Journalist Mark Ames has an important story -- about the roots of much of modern libertarianism in Holocaust denial -- adding a further disturbing dimension to the neo-confederate movement of our time.
His article appears on nsfwcorp, a magazine that sometimes temporarily drops its pay wall on selected stories to show us what we are all missing. (And if Ames's piece is any indication, those of us who don't subscribe are missing a lot. At this writing, the story is available for free for another 19 hours.)
Ames traces the ideology of Charles Koch and his "libertarian empire" (seems like an oxymoron, doesn't it?) to "the rise of the Holocaust denial industry." Using the U.S. Holocaust Memorial Museum's Holocaust Denial Timeline as a guide, Ames shows how Koch funded and led elements of this industry as a young man, in much the way he underwrote and created the government shutdown industry of today. Among the notable figures with roots in the Koch-funded Holocaust denial industry are economists Ludwig von Mises and Milton Friedman, as well as Christian theocratic theorist and Ron Paul business partner & political adviser, Gary North.
The Holocaust Museum timeline states:
1966-67: American historian Harry Elmer Barnes publishes articles in the Libertarian periodical Rampart Journal claiming that the Allies overstated the extent of Nazi atrocities in order to justify a war of aggression against the Axis powers.
Ames explains:
The real story behind “the Libertarian periodical Rampart Journal” which published this notable work of Holocaust denial garbage is that the journal was funded and published with the active involvement of a younger Charles Koch. As my print article "Charles Koch's Brain" reveals, in 1964, Charles Koch joined the board of trustees and became a director of the nonprofit which funded Rampart Journal, along with Rampart College and Freedom School, the corporate-backed libertarian indoctrination programs run by Charles Koch’s first mentor, Robert LeFevre.
Koch was “converted” to libertarianism in LeFevre’s indoctrination camp, originally named “Freedom School,” in 1964. It was under LeFevre’s influence that Charles cut short his planned career in the nuclear energy sector, and returned to MIT to get a chemical engineering degree (supplanting his original degree in nuclear engineering) so that he could enter the oil business instead. As a 1965 New York Times profile on LeFevre’s whites-only Freedom School reported:
Charles de Ganahl Koch of Wichita returned to the Massachusetts Institute of Technology for a degree in chemical engineering after “realizing that staying in the nuclear field would require working for the government over an extended period”...

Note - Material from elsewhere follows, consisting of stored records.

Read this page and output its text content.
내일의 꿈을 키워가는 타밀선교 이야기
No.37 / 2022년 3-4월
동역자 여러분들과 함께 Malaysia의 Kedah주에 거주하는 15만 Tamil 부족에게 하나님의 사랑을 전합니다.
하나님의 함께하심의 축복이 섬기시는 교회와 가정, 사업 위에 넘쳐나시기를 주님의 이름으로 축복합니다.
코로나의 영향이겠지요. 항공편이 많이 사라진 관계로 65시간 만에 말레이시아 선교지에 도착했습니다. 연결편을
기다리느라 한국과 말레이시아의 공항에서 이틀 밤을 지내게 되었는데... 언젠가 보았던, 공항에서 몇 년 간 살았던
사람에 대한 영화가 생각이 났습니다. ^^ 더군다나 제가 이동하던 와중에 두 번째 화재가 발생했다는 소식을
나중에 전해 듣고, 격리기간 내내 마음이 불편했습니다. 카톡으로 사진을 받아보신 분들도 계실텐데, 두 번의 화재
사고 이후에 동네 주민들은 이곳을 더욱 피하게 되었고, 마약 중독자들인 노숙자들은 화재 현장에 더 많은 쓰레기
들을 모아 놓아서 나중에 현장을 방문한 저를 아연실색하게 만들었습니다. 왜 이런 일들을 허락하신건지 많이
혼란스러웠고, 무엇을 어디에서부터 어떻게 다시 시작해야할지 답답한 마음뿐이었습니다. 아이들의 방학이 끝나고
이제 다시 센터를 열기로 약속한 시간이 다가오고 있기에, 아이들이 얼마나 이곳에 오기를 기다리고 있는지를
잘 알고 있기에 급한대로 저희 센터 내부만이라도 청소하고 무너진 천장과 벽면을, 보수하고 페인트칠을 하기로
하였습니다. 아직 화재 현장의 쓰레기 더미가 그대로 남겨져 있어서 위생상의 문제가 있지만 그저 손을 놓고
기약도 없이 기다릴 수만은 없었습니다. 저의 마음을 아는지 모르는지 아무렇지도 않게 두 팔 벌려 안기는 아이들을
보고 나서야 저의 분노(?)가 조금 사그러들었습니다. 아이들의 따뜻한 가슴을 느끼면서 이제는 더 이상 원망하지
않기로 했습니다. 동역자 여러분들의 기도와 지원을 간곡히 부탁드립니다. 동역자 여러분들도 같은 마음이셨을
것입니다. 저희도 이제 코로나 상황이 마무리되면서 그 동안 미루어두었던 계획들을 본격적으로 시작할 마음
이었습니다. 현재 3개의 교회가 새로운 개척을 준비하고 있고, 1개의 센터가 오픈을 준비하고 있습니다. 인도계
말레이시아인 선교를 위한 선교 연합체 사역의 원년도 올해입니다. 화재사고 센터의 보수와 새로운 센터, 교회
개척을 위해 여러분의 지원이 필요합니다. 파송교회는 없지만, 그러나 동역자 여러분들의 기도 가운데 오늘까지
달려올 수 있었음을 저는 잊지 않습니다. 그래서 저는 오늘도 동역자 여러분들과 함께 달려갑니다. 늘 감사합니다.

The 1966 Rampart College promotional booklet features a photo of young Charles Koch holding a shovel ceremonially breaking ground on a planned new Rampart extension building, as his white-haired guru Robert LeFevre stands beside him, smiling. Under Koch’s influence and funding, LeFevre started publishing reams of what libertarians call “historical revisionism”—a euphemism for Holocaust denial propaganda—which the Holocaust Museum notes on its timeline.
Ames reports that Gary North emerges as much more of a Holocaust doubter, if not outright denier than has been previously known outside of the far right of the libertarian world. In a special issue of
Reason magazine in 1976 (it too, a Koch funded, Holocaust industry promoting entity) North contributed an article titled “World War II Revisionism and Vietnam” in which he wrote.
the anonymous author of “The Myth of the Six Million” has presented a solid case against the Establishment's favorite horror story—the supposed moral justification of our entry into the War.
Ames adds that
North went on to cite other Holocaust denial books of the '60s and '70s, including “Did Six Million Really Die” by Richard Harwood, and notorious Holocaust denier Paul Rassinier.
That the new
Ron Paul home-school curriculum is co-authored by a Holocaust history revising theocratic theorist in Gary North and a
neo-confederate author and a co-founder of the League of the South, Thomas Woods, tells us much about the nature of the anti-government movement Ron Paul has been seeking to forge. Same with Charles Koch. All of which is, I believe, profoundly under-appreciated in our public life.